Partisans, activistes ou électeurs, ils sont avant tout des citoyens qui, le 5 mai 2010, ont voté pour des candidats d’une alliance qui leur a fait des promesses et dans laquelle ils ont cru. En les conduisant au pouvoir, ces citoyens ont envoyé leurs représentants au sommet. Toutefois, cinq de ces derniers ministres ont choisi de se désengager d’un portefeuille tant convoité par solidarité à une de leurs. Aujourd’hui, les Mauriciens doivent réaliser que la loyauté, le mot en vogue dans l’actualité politique, ne s’applique pas à eux. La société civile, disent ses représentants, en a assez d’être ridiculisée, utilisée et prise pour acquis par des politiques qui ne pensent qu’à leurs intérêts.
Le peuple n’est pas dupe ! Il savait que tout n’allait pas si bien que cela entre le Ptr et le MSM. Malgré l’assurance — pas toujours convaincante — donnée par les politiques et ministres des deux bords ces dernières semaines, il était évident qu’un certain malaise rongeait leur relation au gouvernement. Des observateurs avertis à l’homme de la rue affichaient leur pessimisme quant à l’avenir, ou encore la crédibilité de l’alliance qui gouverne le pays depuis 14 mois seulement.
Mardi dernier, les Mauriciens assistaient à un scénario quasi drôle. Pravind Jugnauth, leader du MSM et alors ministre des Finances, annonce la démission de six ministres élus sous la bannière de son parti. Les Mauriciens prennent aussi connaissance des sentiments de colère du leader du MSM. Il a dit ne pas apprécier la manière de procéder de l’Independant Commission against Corruption à l’égard de l’ex-ministre de la Santé, Maya Hanoomanjee, dans l’affaire MedPoint. Et l’autre nouvelle est que malgré la démission de ses ministres, le MSM reste — loyal — au gouvernement. Pravind Jugnauth a fait comprendre une chose : le départ de ses ministres doit être interprété avant tout comme un signe de solidarité envers Maya Hanoomanjee.

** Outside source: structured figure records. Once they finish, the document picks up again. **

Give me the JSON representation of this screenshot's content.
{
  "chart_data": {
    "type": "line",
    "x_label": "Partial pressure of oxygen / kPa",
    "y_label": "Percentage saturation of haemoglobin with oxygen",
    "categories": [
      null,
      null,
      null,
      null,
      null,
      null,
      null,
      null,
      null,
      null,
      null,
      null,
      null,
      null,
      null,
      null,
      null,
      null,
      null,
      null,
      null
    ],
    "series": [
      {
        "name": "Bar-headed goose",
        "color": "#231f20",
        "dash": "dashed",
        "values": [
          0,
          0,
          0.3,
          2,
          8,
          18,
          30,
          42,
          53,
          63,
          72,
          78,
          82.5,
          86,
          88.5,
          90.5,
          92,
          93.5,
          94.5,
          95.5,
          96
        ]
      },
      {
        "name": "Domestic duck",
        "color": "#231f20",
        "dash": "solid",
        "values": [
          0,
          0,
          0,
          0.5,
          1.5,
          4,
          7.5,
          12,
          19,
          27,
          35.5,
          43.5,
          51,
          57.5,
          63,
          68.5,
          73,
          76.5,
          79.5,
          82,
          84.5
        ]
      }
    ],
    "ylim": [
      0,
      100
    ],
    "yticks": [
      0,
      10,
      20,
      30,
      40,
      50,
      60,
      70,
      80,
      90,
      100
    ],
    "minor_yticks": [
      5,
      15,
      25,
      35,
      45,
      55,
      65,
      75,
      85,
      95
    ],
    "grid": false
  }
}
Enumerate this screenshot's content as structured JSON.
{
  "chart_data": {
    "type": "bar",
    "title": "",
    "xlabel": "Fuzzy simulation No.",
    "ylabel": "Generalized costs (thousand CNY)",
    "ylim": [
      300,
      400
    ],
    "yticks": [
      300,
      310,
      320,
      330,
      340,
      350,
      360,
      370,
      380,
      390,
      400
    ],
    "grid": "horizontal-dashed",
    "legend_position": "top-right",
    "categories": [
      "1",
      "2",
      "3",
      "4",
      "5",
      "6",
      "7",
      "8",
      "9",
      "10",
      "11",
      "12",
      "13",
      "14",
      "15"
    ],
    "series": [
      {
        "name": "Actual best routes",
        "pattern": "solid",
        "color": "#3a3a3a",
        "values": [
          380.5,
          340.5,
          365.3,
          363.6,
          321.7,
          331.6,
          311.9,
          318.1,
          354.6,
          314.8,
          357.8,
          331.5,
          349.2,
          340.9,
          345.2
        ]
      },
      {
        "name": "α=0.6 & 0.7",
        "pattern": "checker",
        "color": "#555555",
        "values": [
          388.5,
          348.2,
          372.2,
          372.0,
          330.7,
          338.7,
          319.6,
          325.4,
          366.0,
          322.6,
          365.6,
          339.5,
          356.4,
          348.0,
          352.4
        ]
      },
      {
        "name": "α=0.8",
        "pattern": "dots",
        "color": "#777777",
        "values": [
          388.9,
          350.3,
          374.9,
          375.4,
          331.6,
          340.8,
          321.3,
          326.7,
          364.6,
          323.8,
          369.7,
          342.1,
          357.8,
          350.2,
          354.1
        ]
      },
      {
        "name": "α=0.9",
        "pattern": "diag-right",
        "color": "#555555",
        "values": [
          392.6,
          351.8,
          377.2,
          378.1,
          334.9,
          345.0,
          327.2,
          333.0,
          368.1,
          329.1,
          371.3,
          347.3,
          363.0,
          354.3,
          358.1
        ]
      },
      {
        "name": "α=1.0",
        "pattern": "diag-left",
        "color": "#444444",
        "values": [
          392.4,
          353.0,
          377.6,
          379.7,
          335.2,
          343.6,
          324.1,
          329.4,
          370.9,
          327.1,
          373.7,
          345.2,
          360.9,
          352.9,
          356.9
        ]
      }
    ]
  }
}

Dans cet imbroglio politique, les Mauriciens, eux, semblent au final ne compter que pour du beurre. Pourquoi ? Parce que les citoyens-électeurs, qui se sont rendus aux urnes en mai 2010 pour conduire les candidats de l’Alliance de l’Avenir au pouvoir et grâce auxquels les six candidats du MSM sont devenus ministres, sont aujourd’hui réduits au rang de simples témoins d’une séparation qui s’apparente à une farce. Les efforts et l’énergie qu’ils ont déployés pendant la campagne électorale de 2010 sont tombés à l’eau. À cette époque-là, ils n’étaient pas que témoins d’une campagne, mais bien acteurs actifs ! À ces mêmes électeurs-citoyens, à qui ils avaient fait de nombreuses promesses — sauf la loyauté — il y a un an, les ministres démissionnaires et leur parti n’ont eu aucun mot à leur intention.